How can I count files with a particular extension, and the directories they are in?

8,315

Solution 1

I haven't examined the output with symlinks but:

find . -type f -iname '*.c' -printf '%h\0' |
  sort -z |
  uniq -zc |
  sed -zr 's/([0-9]) .*/\1 1/' |
  tr '\0' '\n' |
  awk '{f += $1; d += $2} END {print f, d}'
  • The find command prints the directory name of each .c file it finds.
  • sort | uniq -c will gives us how many files are in each directory (the sort might be unnecessary here, not sure)
  • with sed, I replace the directory name with 1, thus eliminating all possible weird characters, with just the count and 1 remaining
  • enabling me to convert to newline-separated output with tr
  • which I then sum up with awk, to get the total number of files and the number of directories that contained those files.
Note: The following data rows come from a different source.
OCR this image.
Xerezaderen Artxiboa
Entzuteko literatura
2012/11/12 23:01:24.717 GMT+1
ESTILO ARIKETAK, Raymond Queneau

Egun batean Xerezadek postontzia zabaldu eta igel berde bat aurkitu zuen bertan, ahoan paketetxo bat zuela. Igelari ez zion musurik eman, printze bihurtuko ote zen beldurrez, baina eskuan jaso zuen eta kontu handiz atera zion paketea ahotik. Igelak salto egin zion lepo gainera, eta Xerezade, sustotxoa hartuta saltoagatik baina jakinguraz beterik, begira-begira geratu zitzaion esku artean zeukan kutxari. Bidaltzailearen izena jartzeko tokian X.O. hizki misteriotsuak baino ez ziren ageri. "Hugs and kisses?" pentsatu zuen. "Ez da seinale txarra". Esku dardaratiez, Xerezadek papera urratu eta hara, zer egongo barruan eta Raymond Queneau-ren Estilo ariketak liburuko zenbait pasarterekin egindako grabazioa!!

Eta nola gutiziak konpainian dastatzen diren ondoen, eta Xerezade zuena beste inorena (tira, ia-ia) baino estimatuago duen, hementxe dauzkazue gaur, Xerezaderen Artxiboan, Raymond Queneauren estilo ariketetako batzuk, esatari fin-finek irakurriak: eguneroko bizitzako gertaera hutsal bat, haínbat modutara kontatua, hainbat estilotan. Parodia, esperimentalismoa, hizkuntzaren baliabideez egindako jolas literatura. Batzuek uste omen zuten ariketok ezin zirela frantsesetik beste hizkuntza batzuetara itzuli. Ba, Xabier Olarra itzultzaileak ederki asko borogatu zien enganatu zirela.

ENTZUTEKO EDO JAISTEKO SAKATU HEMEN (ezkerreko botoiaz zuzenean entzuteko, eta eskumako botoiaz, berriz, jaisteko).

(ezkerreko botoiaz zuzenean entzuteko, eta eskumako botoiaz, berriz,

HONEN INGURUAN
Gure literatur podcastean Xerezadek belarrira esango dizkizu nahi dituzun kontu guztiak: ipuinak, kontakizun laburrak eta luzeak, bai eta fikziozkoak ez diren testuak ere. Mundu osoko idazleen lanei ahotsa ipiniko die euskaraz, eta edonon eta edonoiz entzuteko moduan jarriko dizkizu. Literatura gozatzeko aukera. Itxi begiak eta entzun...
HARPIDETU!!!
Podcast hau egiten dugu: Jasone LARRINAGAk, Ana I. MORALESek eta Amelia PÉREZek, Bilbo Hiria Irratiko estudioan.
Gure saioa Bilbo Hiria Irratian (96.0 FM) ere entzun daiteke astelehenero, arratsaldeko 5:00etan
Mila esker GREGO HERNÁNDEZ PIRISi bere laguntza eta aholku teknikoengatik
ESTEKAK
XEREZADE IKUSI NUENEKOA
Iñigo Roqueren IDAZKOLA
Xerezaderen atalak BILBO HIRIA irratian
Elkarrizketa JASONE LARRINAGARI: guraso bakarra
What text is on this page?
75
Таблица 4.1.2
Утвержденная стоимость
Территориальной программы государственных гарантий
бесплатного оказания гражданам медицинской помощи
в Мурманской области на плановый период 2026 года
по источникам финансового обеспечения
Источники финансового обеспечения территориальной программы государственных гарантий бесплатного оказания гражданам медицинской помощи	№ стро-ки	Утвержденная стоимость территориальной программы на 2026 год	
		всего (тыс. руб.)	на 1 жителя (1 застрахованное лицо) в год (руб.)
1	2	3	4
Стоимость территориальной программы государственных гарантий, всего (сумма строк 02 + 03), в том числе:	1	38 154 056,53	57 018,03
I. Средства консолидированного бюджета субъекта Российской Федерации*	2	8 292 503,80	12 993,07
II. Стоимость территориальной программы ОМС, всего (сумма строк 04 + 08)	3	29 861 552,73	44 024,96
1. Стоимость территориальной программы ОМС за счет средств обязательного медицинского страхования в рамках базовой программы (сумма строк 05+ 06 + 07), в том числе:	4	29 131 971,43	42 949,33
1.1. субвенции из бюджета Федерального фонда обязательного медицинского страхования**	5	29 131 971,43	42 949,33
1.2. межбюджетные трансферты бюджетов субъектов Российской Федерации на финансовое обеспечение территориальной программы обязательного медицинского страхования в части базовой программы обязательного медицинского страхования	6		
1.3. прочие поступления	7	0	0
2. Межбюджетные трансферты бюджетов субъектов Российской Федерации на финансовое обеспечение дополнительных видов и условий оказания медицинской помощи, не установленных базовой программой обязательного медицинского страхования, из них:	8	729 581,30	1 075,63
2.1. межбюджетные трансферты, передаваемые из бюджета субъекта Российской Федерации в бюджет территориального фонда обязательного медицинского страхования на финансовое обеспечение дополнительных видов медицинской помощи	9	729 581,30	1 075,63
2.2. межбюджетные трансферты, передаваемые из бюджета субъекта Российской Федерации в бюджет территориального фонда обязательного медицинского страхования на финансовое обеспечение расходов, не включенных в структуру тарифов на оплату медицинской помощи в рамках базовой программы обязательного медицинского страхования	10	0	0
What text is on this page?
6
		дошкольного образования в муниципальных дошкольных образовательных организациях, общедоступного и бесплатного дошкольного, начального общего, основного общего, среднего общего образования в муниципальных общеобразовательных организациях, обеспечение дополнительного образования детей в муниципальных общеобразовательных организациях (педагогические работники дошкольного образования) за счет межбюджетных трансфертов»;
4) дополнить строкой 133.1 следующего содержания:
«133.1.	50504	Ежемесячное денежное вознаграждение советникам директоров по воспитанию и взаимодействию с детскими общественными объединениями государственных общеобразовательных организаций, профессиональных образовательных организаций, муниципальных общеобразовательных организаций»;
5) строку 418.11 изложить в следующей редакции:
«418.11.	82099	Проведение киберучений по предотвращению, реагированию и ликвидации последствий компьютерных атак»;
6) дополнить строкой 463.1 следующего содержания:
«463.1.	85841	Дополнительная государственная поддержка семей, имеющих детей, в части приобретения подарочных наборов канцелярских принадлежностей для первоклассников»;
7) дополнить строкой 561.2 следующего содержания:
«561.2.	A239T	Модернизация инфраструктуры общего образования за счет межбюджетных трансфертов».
Note that d here is essentially the same as NR. I could have omitted inserting 1 in the sed command, and just printed NR here, but I think this is slightly clearer.

Up until the tr, the data is NUL-delimited, safe against all valid filenames.


With zsh and bash, you can use printf %q to get a quoted string, which would not have newlines in it. So, you might be able to do something like:

shopt -s globstar dotglob nocaseglob
printf "%q\n" **/*.c | awk -F/ '{NF--; f++} !c[$0]++{d++} END {print f, d}'

However, even though ** is not supposed to expand for symlinks to directories, I could not get the desired output on bash 4.4.18(1) (Ubuntu 16.04).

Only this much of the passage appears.